The sn-1,2-diacylglycerol kinase homologue gene, dgkA, is a sporulation gene indispensable for the maintenance of spore stability and viability in Bacillus subtilis. After 6 h of growth in resuspension medium, the endospore morphology of the dgkA mutant by standard phase-contrast microscopy was normal; however, after 9 h, the endospores appeared mostly dark by phase-contrast microscopy, suggesting a defect in the spores. Moreover, electron microscopic studies revealed an abnormal cortex structure in mutant endospores 6 h after the onset of sporulation, an indication of cortex degeneration. In addition, a significant decrease in the dipicolinic acid content of mutant spores was observed. We also found that dgkA is expressed mainly during the vegetative phase. It seems likely that either the DgkA produced during growth prepares the cell for an essential step in sporulation or the enzyme persists into sporulation and performs an essential function.

FIG. 1.

Expression pattern of dgkA-lacZ. The activity of β-galactosidase was determined in Difco sporulation medium with 5 mM IPTG. Time zero is the point of initiation of the stationary phase. β-Galactosidase activity was determined as previously described by the method of Miller (14) using o-nitrophenyl-β-D-galactopyranoside as the substrate. The specific activity of the enzyme was expressed in nanomoles of substrate (o-nitrophenyl-β-d-galactopyranoside) hydrolyzed per milligram per minute. Symbols: open square and open circle, wild-type strain 168 supplemented with and without 5 mM IPTG, respectively; solid square and solid circle, strain DGKAd (dgkA-lacZ) with and without 5 mM IPTG, respectively.

FIG. 2.

Phase-contrast microscopy of dgkA mutant cells are shown. Typical phase-contrast micrographs for the cells of wild-type B. subtilis 168 and mutant DGKAd at T₆ (A and C) and T₉ (B and D), respectively, are shown. Cells were grown and allowed to sporulate at 37°C in Difco sporulation medium.

FIG. 3.

Electron micrographs of endospore-forming B. subtilis cells at T₆. (A) Wild-type strain 168 with normal cortex; (B) dgkA mutant exhibiting defective cortex structure. Abbreviations: OC, outer coat; IC, inner coat; Ct, cortex.

FIG. 4.

DPA accumulation in the dgkA mutant. The time (in hours) after initiation of sporulation is shown on the x axis. Cells were harvested by centrifuging (10,000 × g 2 min) 1.5 ml of culture prior to assay.

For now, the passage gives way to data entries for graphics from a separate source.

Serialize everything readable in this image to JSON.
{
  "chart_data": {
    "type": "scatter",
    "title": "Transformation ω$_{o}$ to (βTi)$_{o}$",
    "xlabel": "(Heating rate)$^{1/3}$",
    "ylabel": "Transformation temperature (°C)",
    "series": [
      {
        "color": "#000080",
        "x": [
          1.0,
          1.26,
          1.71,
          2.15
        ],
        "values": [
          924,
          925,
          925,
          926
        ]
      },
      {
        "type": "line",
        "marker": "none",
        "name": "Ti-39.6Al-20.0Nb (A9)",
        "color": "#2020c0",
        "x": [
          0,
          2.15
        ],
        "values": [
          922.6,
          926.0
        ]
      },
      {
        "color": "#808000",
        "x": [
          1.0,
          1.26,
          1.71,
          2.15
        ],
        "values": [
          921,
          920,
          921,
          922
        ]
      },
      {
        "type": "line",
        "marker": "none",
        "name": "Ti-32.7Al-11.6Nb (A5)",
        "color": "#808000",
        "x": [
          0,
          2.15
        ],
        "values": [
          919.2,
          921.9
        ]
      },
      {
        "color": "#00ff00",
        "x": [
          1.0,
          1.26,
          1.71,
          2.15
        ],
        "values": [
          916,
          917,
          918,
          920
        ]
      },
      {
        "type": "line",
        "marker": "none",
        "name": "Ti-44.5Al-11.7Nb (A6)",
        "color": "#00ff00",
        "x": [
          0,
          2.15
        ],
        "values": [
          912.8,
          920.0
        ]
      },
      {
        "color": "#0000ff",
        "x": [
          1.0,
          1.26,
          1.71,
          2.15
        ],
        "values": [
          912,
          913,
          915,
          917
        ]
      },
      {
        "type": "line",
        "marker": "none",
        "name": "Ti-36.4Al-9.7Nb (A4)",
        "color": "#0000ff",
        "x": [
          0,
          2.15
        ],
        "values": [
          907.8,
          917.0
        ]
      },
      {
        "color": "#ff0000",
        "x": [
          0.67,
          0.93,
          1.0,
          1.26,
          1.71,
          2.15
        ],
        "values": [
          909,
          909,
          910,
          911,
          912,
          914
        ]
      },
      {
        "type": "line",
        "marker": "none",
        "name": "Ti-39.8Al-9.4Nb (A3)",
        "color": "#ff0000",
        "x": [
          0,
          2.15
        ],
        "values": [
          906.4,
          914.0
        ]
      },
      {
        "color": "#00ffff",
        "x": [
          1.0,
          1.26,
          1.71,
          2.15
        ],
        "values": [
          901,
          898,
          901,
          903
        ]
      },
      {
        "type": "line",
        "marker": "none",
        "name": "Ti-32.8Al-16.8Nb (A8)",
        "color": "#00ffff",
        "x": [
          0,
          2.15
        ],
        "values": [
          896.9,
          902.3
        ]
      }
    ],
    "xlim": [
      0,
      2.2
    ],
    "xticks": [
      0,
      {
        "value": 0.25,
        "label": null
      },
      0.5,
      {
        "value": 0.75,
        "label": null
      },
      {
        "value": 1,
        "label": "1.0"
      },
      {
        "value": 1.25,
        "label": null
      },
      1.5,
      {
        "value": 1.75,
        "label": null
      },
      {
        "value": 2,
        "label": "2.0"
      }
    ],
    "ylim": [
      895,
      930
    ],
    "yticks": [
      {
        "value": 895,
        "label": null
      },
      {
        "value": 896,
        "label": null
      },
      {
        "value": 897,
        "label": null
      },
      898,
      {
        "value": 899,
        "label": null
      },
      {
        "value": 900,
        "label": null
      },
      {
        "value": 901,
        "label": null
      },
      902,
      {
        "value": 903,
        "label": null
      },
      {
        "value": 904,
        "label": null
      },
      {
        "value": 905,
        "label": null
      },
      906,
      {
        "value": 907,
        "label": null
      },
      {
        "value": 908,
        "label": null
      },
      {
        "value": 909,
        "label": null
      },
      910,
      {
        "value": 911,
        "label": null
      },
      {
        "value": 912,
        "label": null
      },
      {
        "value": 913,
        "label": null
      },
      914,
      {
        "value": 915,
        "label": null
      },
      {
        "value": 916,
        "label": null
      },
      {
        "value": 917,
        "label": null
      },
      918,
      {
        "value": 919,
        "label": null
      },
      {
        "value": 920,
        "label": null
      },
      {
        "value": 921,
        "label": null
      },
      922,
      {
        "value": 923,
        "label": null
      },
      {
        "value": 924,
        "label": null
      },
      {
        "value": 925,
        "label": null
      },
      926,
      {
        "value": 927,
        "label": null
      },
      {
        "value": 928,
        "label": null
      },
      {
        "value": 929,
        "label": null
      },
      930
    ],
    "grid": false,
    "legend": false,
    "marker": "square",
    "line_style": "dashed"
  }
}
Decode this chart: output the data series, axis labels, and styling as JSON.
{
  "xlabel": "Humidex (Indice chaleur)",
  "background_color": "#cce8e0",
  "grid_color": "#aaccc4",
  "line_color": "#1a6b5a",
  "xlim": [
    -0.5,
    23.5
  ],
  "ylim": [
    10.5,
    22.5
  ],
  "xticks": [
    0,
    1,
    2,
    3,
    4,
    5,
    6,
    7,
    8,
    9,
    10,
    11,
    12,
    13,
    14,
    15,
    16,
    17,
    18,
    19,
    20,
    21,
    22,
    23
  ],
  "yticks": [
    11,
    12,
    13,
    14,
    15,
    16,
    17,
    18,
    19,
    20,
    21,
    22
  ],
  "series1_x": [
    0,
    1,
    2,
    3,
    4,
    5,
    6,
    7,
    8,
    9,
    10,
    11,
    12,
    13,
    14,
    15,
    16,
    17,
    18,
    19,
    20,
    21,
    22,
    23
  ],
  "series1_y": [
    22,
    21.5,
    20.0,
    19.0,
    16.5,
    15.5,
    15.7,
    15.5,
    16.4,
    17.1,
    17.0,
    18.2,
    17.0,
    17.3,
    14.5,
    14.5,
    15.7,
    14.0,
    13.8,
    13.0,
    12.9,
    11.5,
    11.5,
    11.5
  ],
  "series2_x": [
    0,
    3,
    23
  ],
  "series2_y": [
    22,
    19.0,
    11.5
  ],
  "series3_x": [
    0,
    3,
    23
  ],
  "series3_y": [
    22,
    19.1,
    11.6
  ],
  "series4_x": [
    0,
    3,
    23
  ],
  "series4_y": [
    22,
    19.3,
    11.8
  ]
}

DPA was assayed by resuspending the sampled pellet in 1 ml of sterile distilled water, boiling it for 20 min, and then cooling it for 15 min on ice after which it was centrifuged at 6,800 × g for 2 min. A portion of the supernatant (600 μl) was reacted with 200 μl of solution containing 25 mg of l-cysteine, 0.31 g of FeSO₄ · 7H₂O, 80 mg of (NH₄)₂SO₄, and 25 ml of 50 mM sodium acetate (pH 4.6, adjusted with acetic acid). The DPA content was determined as a measure of the optical density at 440 nm (OD₄₄₀). Symbols: diamond, wild-type strain 168; square, dgkA mutant.